Author, screenwriter and director Nora Ephron found success sending up the way sex can ruin relationships, and vice-versa.
Sex, money, power - that's the sort of stuff J.R. Ewing knew best. There was never a more charming scoundrel than J.R., thanks to you, Larry Hagman. Hats off to the man in the hat.
And a tip of the hat to you, Marvin Hamlisch, composer of Broadway and Hollywood hits beyond compare.
We also salute two incomparable men of medicine: Joseph Murray and E. Donnall Thomas. They shared the Nobel Prize for their pioneering work in organ and bone-marrow transplants. Although both died this year, countless others live on, thanks to them.
And we give thanks to Ray Bradbury, whose writings provide a sort of moral compass for a world in which science fiction is rapidly becoming science fact.
It took more than just rocket fuel to propel Sally Ride into orbit. As America's first woman in space, she was a role model for those who dream of shooting for the stars.
Earl Scruggs aimed high. His picking elevated the 5-string banjo from second-fiddle status to star of the show.

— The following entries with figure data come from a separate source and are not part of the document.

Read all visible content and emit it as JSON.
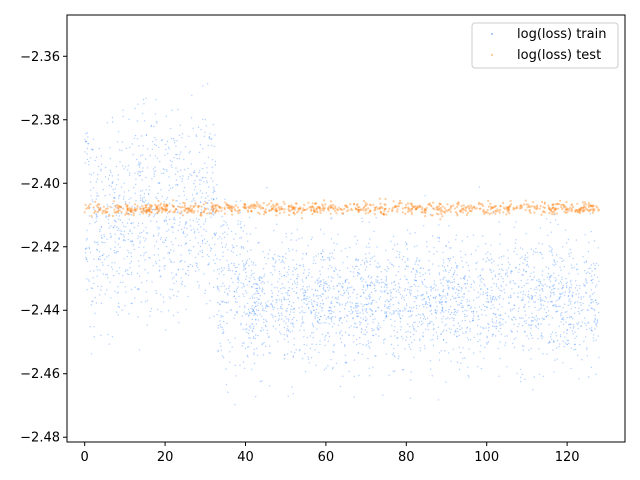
{
  "chart_data": {
    "type": "scatter",
    "title": "",
    "xlabel": "",
    "ylabel": "",
    "xlim": [
      -4.4,
      134.4
    ],
    "ylim": [
      -2.4815,
      -2.347
    ],
    "x_ticks": [
      0,
      20,
      40,
      60,
      80,
      100,
      120
    ],
    "y_ticks": [
      -2.48,
      -2.46,
      -2.44,
      -2.42,
      -2.4,
      -2.38,
      -2.36
    ],
    "x_tick_labels": [
      "0",
      "20",
      "40",
      "60",
      "80",
      "100",
      "120"
    ],
    "y_tick_labels": [
      "−2.48",
      "−2.46",
      "−2.44",
      "−2.42",
      "−2.40",
      "−2.38",
      "−2.36"
    ],
    "grid": false,
    "legend_position": "top-right",
    "series": [
      {
        "name": "log(loss) train",
        "color": "#1f77ff",
        "x_range": [
          0,
          128
        ],
        "trend_segments": [
          {
            "x_range": [
              0,
              1
            ],
            "centers": [
              -2.388,
              -2.423
            ],
            "spread": 0.004
          },
          {
            "x_range": [
              1,
              12
            ],
            "centers": [
              -2.407,
              -2.423
            ],
            "spread": 0.012
          },
          {
            "x_range": [
              12,
              33
            ],
            "centers": [
              -2.422,
              -2.398
            ],
            "spread": 0.012
          },
          {
            "x_range": [
              33,
              40
            ],
            "centers": [
              -2.432
            ],
            "spread": 0.012
          },
          {
            "x_range": [
              40,
              128
            ],
            "centers": [
              -2.437
            ],
            "spread": 0.01
          }
        ]
      },
      {
        "name": "log(loss) test",
        "color": "#ff7f0e",
        "x_range": [
          0,
          128
        ],
        "center": -2.408,
        "spread": 0.001
      }
    ]
  }
}
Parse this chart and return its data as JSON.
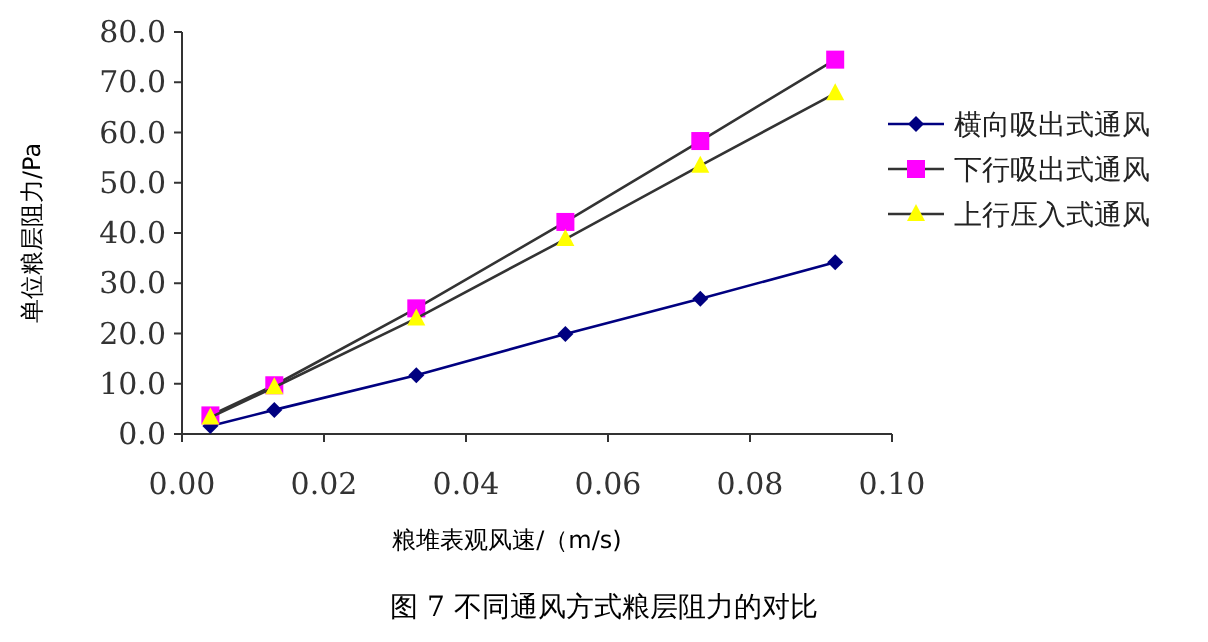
{
  "chart_data": {
    "type": "line",
    "title": "图 7  不同通风方式粮层阻力的对比",
    "xlabel": "粮堆表观风速/（m/s)",
    "ylabel": "单位粮层阻力/Pa",
    "x": [
      0.004,
      0.013,
      0.033,
      0.054,
      0.073,
      0.092
    ],
    "series": [
      {
        "name": "横向吸出式通风",
        "color": "#000080",
        "marker": "diamond",
        "values": [
          1.6,
          4.8,
          11.7,
          19.9,
          26.9,
          34.2
        ]
      },
      {
        "name": "下行吸出式通风",
        "color": "#ff00ff",
        "marker": "square",
        "values": [
          3.7,
          9.7,
          25.0,
          42.2,
          58.3,
          74.5
        ]
      },
      {
        "name": "上行压入式通风",
        "color": "#ffff00",
        "marker": "triangle",
        "values": [
          3.3,
          9.3,
          23.0,
          38.8,
          53.4,
          67.8
        ]
      }
    ],
    "xlim": [
      0,
      0.1
    ],
    "ylim": [
      0,
      80
    ],
    "xticks": [
      {
        "value": 0,
        "label": "0.00"
      },
      {
        "value": 0.02,
        "label": "0.02"
      },
      {
        "value": 0.04,
        "label": "0.04"
      },
      {
        "value": 0.06,
        "label": "0.06"
      },
      {
        "value": 0.08,
        "label": "0.08"
      },
      {
        "value": 0.1,
        "label": "0.10"
      }
    ],
    "yticks": [
      {
        "value": 0,
        "label": "0.0"
      },
      {
        "value": 10,
        "label": "10.0"
      },
      {
        "value": 20,
        "label": "20.0"
      },
      {
        "value": 30,
        "label": "30.0"
      },
      {
        "value": 40,
        "label": "40.0"
      },
      {
        "value": 50,
        "label": "50.0"
      },
      {
        "value": 60,
        "label": "60.0"
      },
      {
        "value": 70,
        "label": "70.0"
      },
      {
        "value": 80,
        "label": "80.0"
      }
    ],
    "grid": false,
    "legend": "right",
    "line_style": "solid"
  }
}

No doubt you remember the tuneful calling card of Mayberry. For so many, Andy Griffith's Mayberry recalled our own hometowns, as we remember them - or wish they could have been. And he was something of a friend. one we'll remember for a long time to come. Goodbye, Andy.
We leave it to you, the great Etta James, to close-out our tribute to those who left us in 2012.
We only wish we had a bit more time to recount all the ways your lives have touched ours. But at last the time has come - to bid you all hail and farewell.